Al Qaeda’s North African branch has claimed responsibility for the murder of two French journalists who were abducted in northern Mali. The cell said the killings were to avenge France’s "new crusade" in its old colony.
In a statement published online by Mauritanian news agency Sahara Media on Wednesday, the terrorist cell al Qaeda in the Islamic Maghreb (AQIM) said the two French journalists were killed in retaliation for "crimes perpetrated by France and its UN, Malian and African allies."
"The organization considers that this is the least of the price which (French) President Francois Hollande and his people will pay for their new crusade," the communique added.
France launched a military operation in January in a bid to rid the area of Islamic extremists.
The kidnapping did not fit the network's usual means of operation according to Jean-Paul Rouiller, director of the Geneva Centre for Training and Analysis of Terrorism and an expert on AQIM.
On the condition of anonymity, a Mali intelligence office involved with the case told the Associated Press news agency that investigators believed the kidnapping to be the work of a lower-level jihadist attempting to please al Qaeda operatives in the Islamic Maghreb after being accused of stealing money.
Two French nationals, Ghislaine Dupont, a senior correspondent and Claude Verlon, a production technician, who worked for the country's international broadcaster Radio France Internationale, were kidnapped on Saturday. Several hours later, their bodies were found near their kidnapper's vehicle, which had broken down, 12 kilometers (seven miles) outside Kidal. The pair had just finished interviewing an ethnic Tuareg rebel leader in the town.

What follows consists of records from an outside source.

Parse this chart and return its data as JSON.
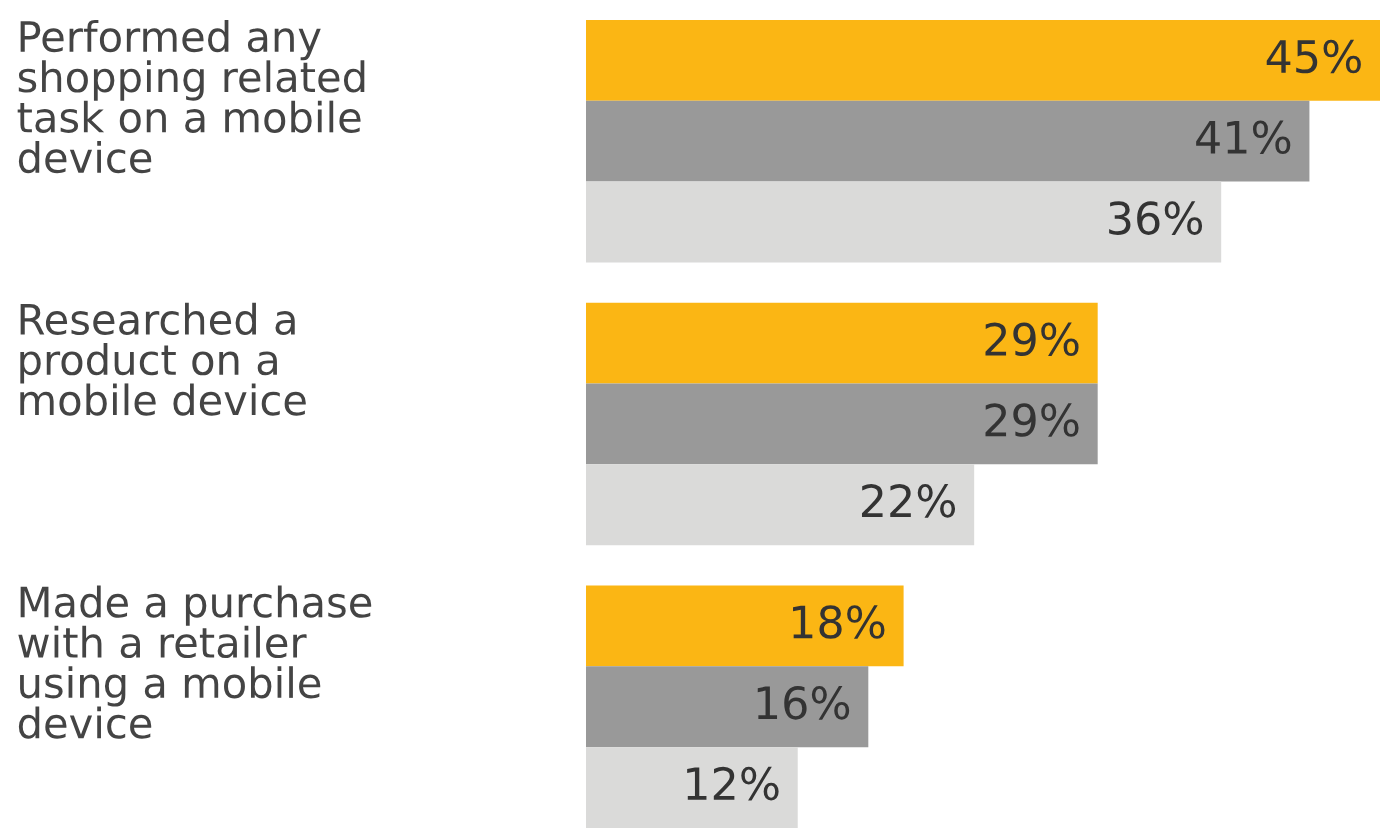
{
  "chart_data": {
    "type": "bar",
    "orientation": "horizontal",
    "categories": [
      "Performed any\nshopping related\ntask on a mobile\ndevice",
      "Researched a\nproduct on a\nmobile device",
      "Made a purchase\nwith a retailer\nusing a mobile\ndevice"
    ],
    "series": [
      {
        "color": "#fbb614",
        "values": [
          45,
          29,
          18
        ],
        "value_labels": [
          "45%",
          "29%",
          "18%"
        ]
      },
      {
        "color": "#999999",
        "values": [
          41,
          29,
          16
        ],
        "value_labels": [
          "41%",
          "29%",
          "16%"
        ]
      },
      {
        "color": "#dadad9",
        "values": [
          36,
          22,
          12
        ],
        "value_labels": [
          "36%",
          "22%",
          "12%"
        ]
      }
    ],
    "xlim": [
      0,
      45
    ],
    "tick_labels": "y",
    "grid": false,
    "legend": false
  }
}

Kidal was the birthplace of a Tuareg uprising last year that plunged Mali into chaos. A subsequent military coup created a power vacuum that allowed the rebels to seize control of the country's north.
On Tuesday, the daily newspaper Le Monde reported that three of the four alleged abductors had been identified by French intelligence. Both the French government and the presidency refused to comment on the allegations.
France announced Tuesday that it had increased the number of troops in the Kidal area by 150. The region is a stronghold of the Tuareg separatist rebels and where instability has grown in recent months.
At least 18 foreigners have been abducted, many of them French nationals, since 2003 the global intelligence group Stratfor reports.